Cet homme a-t-il encore de quoi apprendre de la nature, lente et pesante ? Elle qui avance par étapes, en douceur, et ne se précipite nulle part. L’arbre et la fleur ont-ils encore quelque chose à dire à l’homme du High-Tech, armé de son IPhone, de son ordinateur portable et de sa voiture dernier cri ?

La vérité est que, oui, justement. Et cette fête, la fête des arbres et de la nature, est porteuse d’un message des plus importants pour l’homme moderne. Un message qui, s’il ouvre seulement ses oreilles pour l’écouter, influencera sa vie à un point qui dépasse toute reconnaissance. Comment cela ? Eh bien, le progrès, avec toutes les bonnes choses qu’il a apporté à l’homme, lui a aussi causé quelques ravages. L’homme moderne s’est habitué à être paresseux. Point. Tout lui vient facilement.

Avant, s’il fallait un périple de trois jours à dos d’âne pour se rendre à Tel Aviv, aujourd’hui, un « saut » de 50 minutes en voiture suffit. Avant, pour prendre contact avec un ami habitant à l’autre bout du monde, il fallait envoyer une lettre qui prenait, dans le meilleur des cas, deux semaines pour arriver, aujourd’hui il suffit juste d’appeler ou bien d’envoyer un mail. Avant, pour préparer un poulet pour le repas de midi, il fallait l’amener au Sho’het pour l’abattre, puis le déplumer, le saler, le nettoyer etc., etc. Aujourd’hui, on n’a qu’à acheter un poulet tout prêt au supermarché et à le cuisiner. Et si on n’en a pas la force, on peut toujours sortir un plat surgelé et le mettre trente secondes au micro-ondes.

Ce mode de vie habitue l’homme à la paresse. Il reçoit tellement de choses formidables presque sans efforts de sa part, et si quelque chose n’est pas assez à son goût, il se met tout de suite à se plaindre et à se lamenter. Mais il y a plus grave que cela : le manque de patience. Dans le temps, les choses prenaient du temps, il fallait attendre patiemment, en gardant son calme et son sang-froid. De nos jours, tout va si vite, on obtient tout en un clin d’œil. Tout va à la vitesse de la lumière, et l’homme qui a grandi avec la génération des portables, d’Internet, du micro-ondes, souffre d’impatience. Il n’a pas la patience d’attendre plus de trente secondes.

Et que se passe-t-il quand certaines choses prennent plus d’un instant ? Quand il leur faut du temps pour se développer, grandir, se construire ? L’homme moderne a beaucoup de mal avec ces choses-là. Il s’énerve, s’irrite, il est déçu et commence à se plaindre et à accuser. Il a du mal à comprendre que tout ne marche pas au même rythme que le micro-ondes. L’éducation des enfants, par exemple, est quelque chose qui ne se fait pas en un instant.

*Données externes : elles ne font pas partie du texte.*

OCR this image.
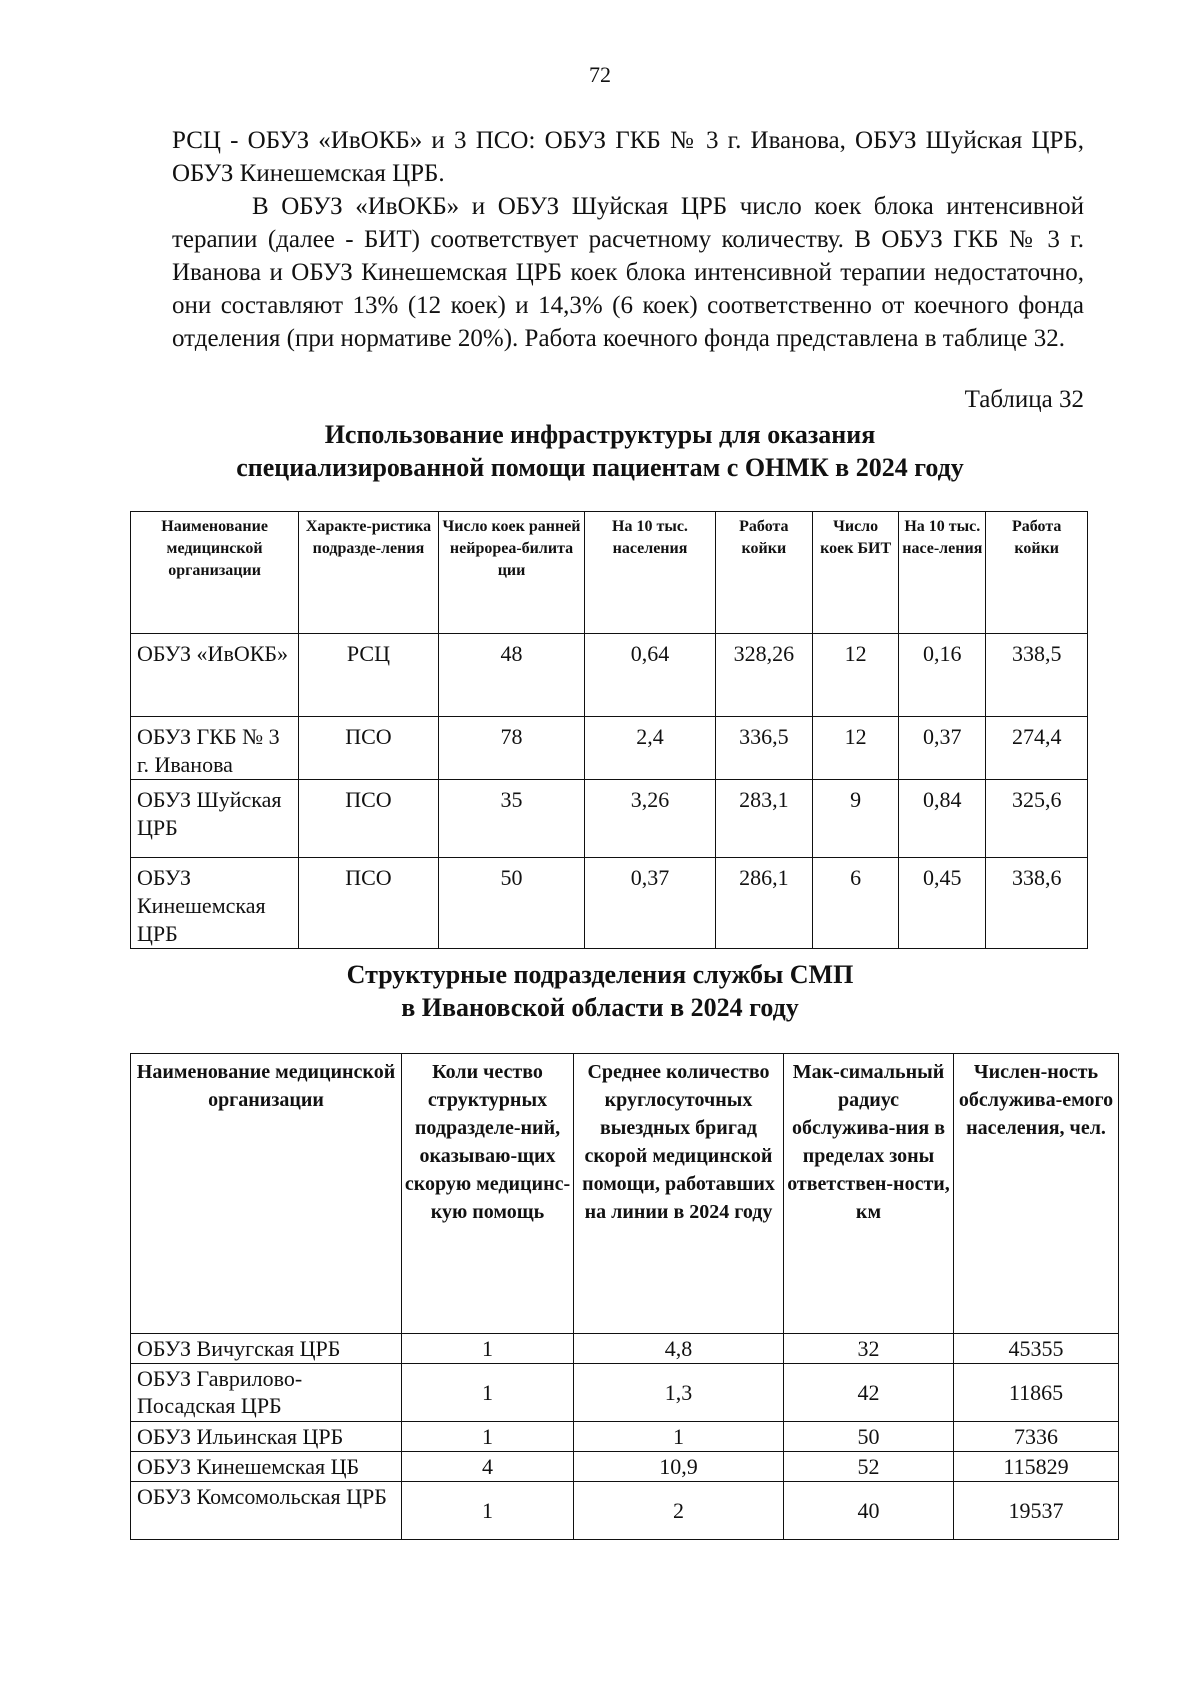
72

РСЦ - ОБУЗ «ИвОКБ» и 3 ПСО: ОБУЗ ГКБ № 3 г. Иванова, ОБУЗ Шуйская ЦРБ, ОБУЗ Кинешемская ЦРБ.

В ОБУЗ «ИвОКБ» и ОБУЗ Шуйская ЦРБ число коек блока интенсивной терапии (далее - БИТ) соответствует расчетному количеству. В ОБУЗ ГКБ № 3 г. Иванова и ОБУЗ Кинешемская ЦРБ коек блока интенсивной терапии недостаточно, они составляют 13% (12 коек) и 14,3% (6 коек) соответственно от коечного фонда отделения (при нормативе 20%). Работа коечного фонда представлена в таблице 32.

Таблица 32
Использование инфраструктуры для оказания
специализированной помощи пациентам с ОНМК в 2024 году
Наименование медицинской организации	Характе-ристика подразде-ления	Число коек ранней нейрореа-билита ции	На 10 тыс. населения	Работа койки	Число коек БИТ	На 10 тыс. насе-ления	Работа койки
ОБУЗ «ИвОКБ»	РСЦ	48	0,64	328,26	12	0,16	338,5
ОБУЗ ГКБ № 3 г. Иванова	ПСО	78	2,4	336,5	12	0,37	274,4
ОБУЗ Шуйская ЦРБ	ПСО	35	3,26	283,1	9	0,84	325,6
ОБУЗ Кинешемская ЦРБ	ПСО	50	0,37	286,1	6	0,45	338,6
Структурные подразделения службы СМП
в Ивановской области в 2024 году
Наименование медицинской организации	Коли чество структурных подразделе-ний, оказываю-щих скорую медицинс-кую помощь	Среднее количество круглосуточных выездных бригад скорой медицинской помощи, работавших на линии в 2024 году	Мак-симальный радиус обслужива-ния в пределах зоны ответствен-ности, км	Числен-ность обслужива-емого населения, чел.
ОБУЗ Вичугская ЦРБ	1	4,8	32	45355
ОБУЗ Гаврилово-Посадская ЦРБ	1	1,3	42	11865
ОБУЗ Ильинская ЦРБ	1	1	50	7336
ОБУЗ Кинешемская ЦБ	4	10,9	52	115829
ОБУЗ Комсомольская ЦРБ	1	2	40	19537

Il s’agit de s’investir pendant des années, d’apporter des soins quotidiens, avec patience et persévérance. Même s’il aurait bien voulu le faire, l’homme moderne ne peut pas mettre son enfant au micro-ondes, tapoter une formule magique et le ressortir, mûr et bien éduqué, au bout de trente secondes. On ne peut rien y faire, ça ne marche tout simplement pas comme ça… Mais il est tellement pressé, il doit s’occuper de sa carrière, il a des projets à lancer, quand aura-il le temps de s’investir dans l’éducation et les soins à apporter à son enfant ?

Les relations entre les gens aussi sont quelque chose qui demande des soins et de l’investissement. Une vie de couple saine, un lien fort entre mari et femme : ça ne se construit pas en un instant. Il faut y investir du temps et des forces mentales. Ecouter, soutenir, encourager, renforcer. Et celui (ou celle) qui n’a pas la force pour tout ça, qui veut des résultats ici et maintenant, aura beaucoup de mal à créer des liens profonds et significatifs avec son/sa conjoint/e, ou avec n’importe qui d’autre (est-ce donc étonnant que les mariages, dans le monde occidental, soient dans une situation aussi catastrophique ?)

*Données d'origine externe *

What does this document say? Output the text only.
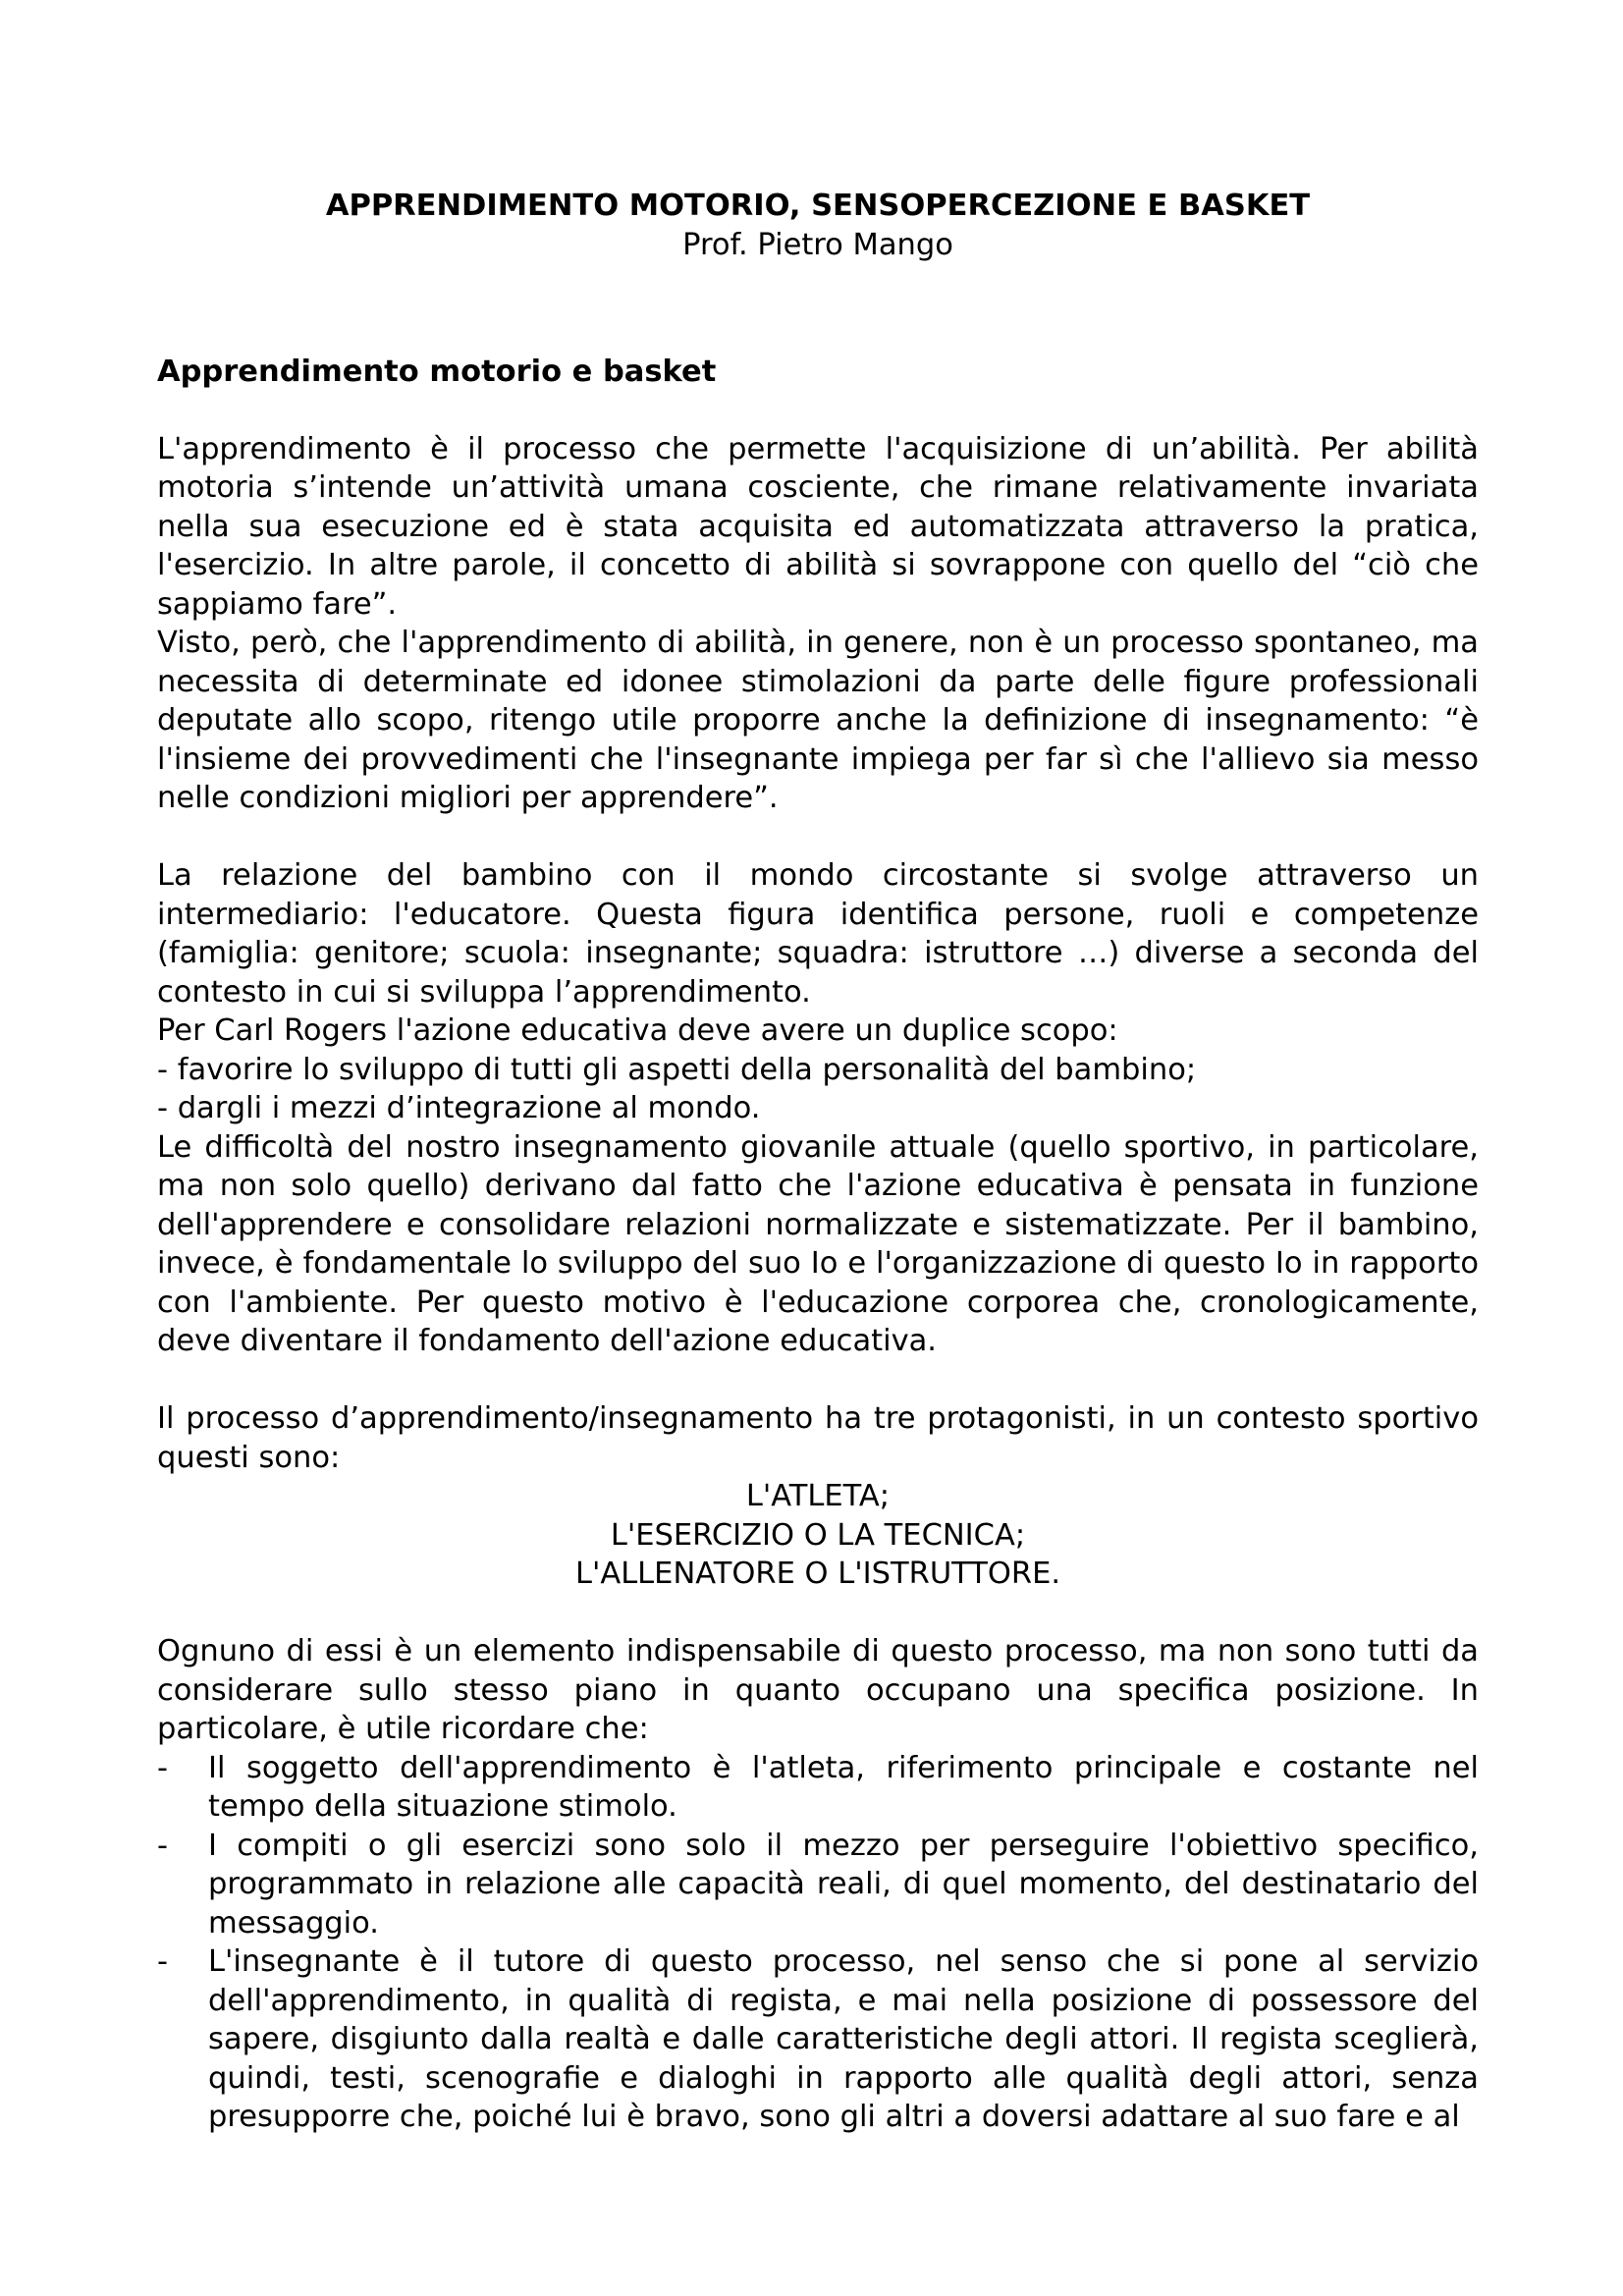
APPRENDIMENTO MOTORIO, SENSOPERCEZIONE E BASKET

Prof. Pietro Mango

Apprendimento motorio e basket

L'apprendimento è il processo che permette l'acquisizione di un’abilità. Per abilità motoria s’intende un’attività umana cosciente, che rimane relativamente invariata nella sua esecuzione ed è stata acquisita ed automatizzata attraverso la pratica, l'esercizio. In altre parole, il concetto di abilità si sovrappone con quello del “ciò che sappiamo fare”.

Visto, però, che l'apprendimento di abilità, in genere, non è un processo spontaneo, ma necessita di determinate ed idonee stimolazioni da parte delle figure professionali deputate allo scopo, ritengo utile proporre anche la definizione di insegnamento: “è l'insieme dei provvedimenti che l'insegnante impiega per far sì che l'allievo sia messo nelle condizioni migliori per apprendere”.

La relazione del bambino con il mondo circostante si svolge attraverso un intermediario: l'educatore. Questa figura identifica persone, ruoli e competenze (famiglia: genitore; scuola: insegnante; squadra: istruttore …) diverse a seconda del contesto in cui si sviluppa l’apprendimento.

Per Carl Rogers l'azione educativa deve avere un duplice scopo:

- favorire lo sviluppo di tutti gli aspetti della personalità del bambino;

- dargli i mezzi d’integrazione al mondo.

Le difficoltà del nostro insegnamento giovanile attuale (quello sportivo, in particolare, ma non solo quello) derivano dal fatto che l'azione educativa è pensata in funzione dell'apprendere e consolidare relazioni normalizzate e sistematizzate. Per il bambino, invece, è fondamentale lo sviluppo del suo Io e l'organizzazione di questo Io in rapporto con l'ambiente. Per questo motivo è l'educazione corporea che, cronologicamente, deve diventare il fondamento dell'azione educativa.

Il processo d’apprendimento/insegnamento ha tre protagonisti, in un contesto sportivo questi sono:

L'ATLETA;

L'ESERCIZIO O LA TECNICA;

L'ALLENATORE O L'ISTRUTTORE.

Ognuno di essi è un elemento indispensabile di questo processo, ma non sono tutti da considerare sullo stesso piano in quanto occupano una specifica posizione. In particolare, è utile ricordare che:

- Il soggetto dell'apprendimento è l'atleta, riferimento principale e costante nel tempo della situazione stimolo.
- I compiti o gli esercizi sono solo il mezzo per perseguire l'obiettivo specifico, programmato in relazione alle capacità reali, di quel momento, del destinatario del messaggio.
- L'insegnante è il tutore di questo processo, nel senso che si pone al servizio dell'apprendimento, in qualità di regista, e mai nella posizione di possessore del sapere, disgiunto dalla realtà e dalle caratteristiche degli attori. Il regista sceglierà, quindi, testi, scenografie e dialoghi in rapporto alle qualità degli attori, senza presupporre che, poiché lui è bravo, sono gli altri a doversi adattare al suo fare e al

La construction de la personnalité et tout ce qui concerne le travail sur les traits de caractère demandent également du temps et de l’investissement. La jalousie, l’orgueil et la cupidité ne disparaissent pas d’un seul coup, et pour voir les autres positivement, pour acquérir un esprit vif, l’humilité, la joie intérieure etc., il faut beaucoup travailler et s’investir.  L’homme moderne aurait-il la patience pour cela ?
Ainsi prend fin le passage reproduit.